Library to evaluate Pyronear ML models 🔥

## Context

This module aims at providing an evaluation pipeline to measure and commpare
the performance of pyronear algorithms. It is split in two parts:

- Dataset management
- Metrics computation

## Installation

### Python dependencies

Make sure you have [uv](https://docs.astral.sh/uv/getting-started/installation/) installed, then clone this repo and install dependencies:

```bash
git clone git@github.com:earthtoolsmaker/pyro-eval.git
uv sync
```

__Note__:

This repo the [pyro-engine](https://github.com/pyronear/pyro-engine) repo as a
dependency: Make sure to run `uv sync` to retrieve changes made on this
repo.

### Data dependencies

To get the data dependencies one can use DVC - To fully use this
repository you would need access to our DVC remote storage which is
currently reserved for Pyronear members.

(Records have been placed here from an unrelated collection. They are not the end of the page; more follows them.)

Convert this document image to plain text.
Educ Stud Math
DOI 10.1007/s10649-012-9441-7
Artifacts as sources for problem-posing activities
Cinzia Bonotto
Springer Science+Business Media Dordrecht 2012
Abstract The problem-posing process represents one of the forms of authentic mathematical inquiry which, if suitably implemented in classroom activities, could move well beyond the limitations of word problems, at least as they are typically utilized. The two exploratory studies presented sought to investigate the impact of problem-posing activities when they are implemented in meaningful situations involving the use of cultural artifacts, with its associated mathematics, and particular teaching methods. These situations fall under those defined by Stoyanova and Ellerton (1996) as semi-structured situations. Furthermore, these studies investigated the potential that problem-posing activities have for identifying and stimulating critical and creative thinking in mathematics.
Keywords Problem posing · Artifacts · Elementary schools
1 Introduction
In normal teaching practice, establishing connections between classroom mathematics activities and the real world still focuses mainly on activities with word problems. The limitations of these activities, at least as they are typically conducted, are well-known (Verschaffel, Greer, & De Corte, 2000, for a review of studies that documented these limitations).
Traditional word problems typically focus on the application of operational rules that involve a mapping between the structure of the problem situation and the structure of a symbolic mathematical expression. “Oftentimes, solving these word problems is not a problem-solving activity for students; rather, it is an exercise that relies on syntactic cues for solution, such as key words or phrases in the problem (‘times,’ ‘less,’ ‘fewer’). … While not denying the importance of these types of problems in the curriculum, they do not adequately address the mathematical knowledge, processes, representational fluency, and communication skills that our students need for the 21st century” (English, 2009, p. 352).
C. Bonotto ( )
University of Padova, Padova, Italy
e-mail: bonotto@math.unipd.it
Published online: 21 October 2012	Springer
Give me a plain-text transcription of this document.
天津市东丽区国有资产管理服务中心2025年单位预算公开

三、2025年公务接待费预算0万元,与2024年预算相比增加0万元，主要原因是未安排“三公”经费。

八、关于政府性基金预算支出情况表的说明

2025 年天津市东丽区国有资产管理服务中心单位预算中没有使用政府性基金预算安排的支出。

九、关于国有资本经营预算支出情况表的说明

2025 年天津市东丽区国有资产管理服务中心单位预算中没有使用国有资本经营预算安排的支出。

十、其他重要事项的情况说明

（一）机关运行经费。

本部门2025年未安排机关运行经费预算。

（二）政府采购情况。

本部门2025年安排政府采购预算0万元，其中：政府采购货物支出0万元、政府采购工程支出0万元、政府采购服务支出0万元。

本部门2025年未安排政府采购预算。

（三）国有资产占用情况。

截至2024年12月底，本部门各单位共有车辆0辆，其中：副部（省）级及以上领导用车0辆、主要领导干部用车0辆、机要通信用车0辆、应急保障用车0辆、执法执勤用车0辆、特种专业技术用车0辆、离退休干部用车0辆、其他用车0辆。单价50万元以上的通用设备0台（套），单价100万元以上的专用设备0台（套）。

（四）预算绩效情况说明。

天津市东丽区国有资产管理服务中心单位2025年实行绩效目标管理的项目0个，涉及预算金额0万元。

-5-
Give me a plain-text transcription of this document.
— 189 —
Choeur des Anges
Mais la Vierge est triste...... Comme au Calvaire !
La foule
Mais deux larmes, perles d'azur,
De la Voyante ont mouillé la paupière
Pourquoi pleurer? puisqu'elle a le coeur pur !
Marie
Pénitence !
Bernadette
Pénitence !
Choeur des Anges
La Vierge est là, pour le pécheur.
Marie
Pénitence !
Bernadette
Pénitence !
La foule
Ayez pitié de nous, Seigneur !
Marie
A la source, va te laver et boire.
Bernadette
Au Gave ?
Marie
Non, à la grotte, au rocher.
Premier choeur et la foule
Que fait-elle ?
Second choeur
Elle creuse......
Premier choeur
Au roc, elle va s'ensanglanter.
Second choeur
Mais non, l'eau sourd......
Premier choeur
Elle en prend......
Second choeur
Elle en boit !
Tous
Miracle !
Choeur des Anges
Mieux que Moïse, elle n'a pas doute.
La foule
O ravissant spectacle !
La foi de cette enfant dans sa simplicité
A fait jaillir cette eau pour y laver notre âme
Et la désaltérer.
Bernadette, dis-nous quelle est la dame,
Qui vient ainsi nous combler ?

On request, you will be provided with
AWS credentials to access our remote storage.

Pull all the data files tracked by DVC using this command:

```sh
dvc pull
```

### Scaffolding

One can use the default `./data` folder to store datasets and models to run
evaluation on:

- __Models__: One can use the `./data/models/` folder to store models to evaluate.
- __Datasets__: One can use the `./data/datasets/` folder to store the datasets.
- __Evaluation Results__: By default, the results of the evaluation runs are
stored under `./data/evaluation/`.

Example of files under `./data/`:

```bash
$ tree -L 3
.
├── datasets
│   ├── gitkeep
│   ├── wildfire_test
│   │ ├── data.yaml
│   │ ├── images
│   │ ├── labels
│   │ └── wildfire_test.csv
│   └── wildfire_test_temporal
│   ├── data.yaml
│   ├── images
│   ├── labels
│   └── wildfire_test_temporal.csv
├── evaluation
│   ├── gitkeep
│   └── runs
│   └── run-20250522-1457-7552
└── models
├── artistic-alpaca_v1.1.0_fe129f2.onnx
├── artistic-alpaca_v1.1.0_fe129f2.pt
└── gitkeep
```

## Usage

### run_evaluation.py

This script runs the evaluation of the models on the provided test dataset.

```bash
uv run python ./scripts/run_evaluation.py \
--dir-models ./data/models/ \
--dir-dataset ./data/datasets/wildfire_test/ \
--dir-temporal-dataset ./data/datasets/wildfire_test_temporal/ \
--dir-save ./data/evaluation/runs/ \
--device cuda \
--loglevel info
```

## Evaluation Pipeline Design

The evaluation pipeline is composed of two steps: data preparation and metrics
computation, respectively managed by the `EvaluationDataset` and
`EvaluationPipeline` classes.

### EvaluationDataset

The `EvaluationDataset` class helps creating a custom dataset object suited for
metric computation.

The object is instanciated from an existing image folder or a hugging face
repo. A dataset ID can be passed as input, by default the id will be computed
from the current date and a custom hash of the dataset.
When instanciating from a local folder, the following rules must be follow to
ensure a proper functioning of the class:

- The root folder must contain one subfolder named `images` and one named
`labels`
- The `images` folder must contain the images files, named with the following
convention : `*_Y-m-dTH-M-S.jpg`, for example:
`seq_44_sdis-07_brison-200_2024-02-16T16-38-22.jpg`
- `labels` folder must contain a label `.txt` file in the YOLOv8 TXT format for
each image with the coordinates of the groundtruth bounding box

```txt
dataset
├── images
│ ├── image1.jpg
│ └── image2.jpg
│ └── image2.jpg
├── labels
│ ├── image1.txt
│ └── image2.txt
└── image2.txt
```

```python
datapath = "path/to/dataset"
dataset_ID = "dataset_v0"
dataset = EvaluationDataset(datapath, dataset_ID=dataset_ID)
```

`dir-dataset` is used to evaluate the model, while `dir-temporal-dataset` is used to evaluate the engine on sequences of images.

### EvaluationPipeline

The EvaluationPipeline class helps launching the evaluation on a given dataset.
The evaluation is launched as follows:

```python
evaluation = EvaluationPipeline(dataset=dataset)
evaluation.run()
evaluation.save_metrics()
```

The complete evaluation is composed of two part : `ModelEvaluator`, which
provides metrics on the model performance alone, and `EngineEvaluator` which
provides metrics on the whole detection pipeline in the PyroEngine.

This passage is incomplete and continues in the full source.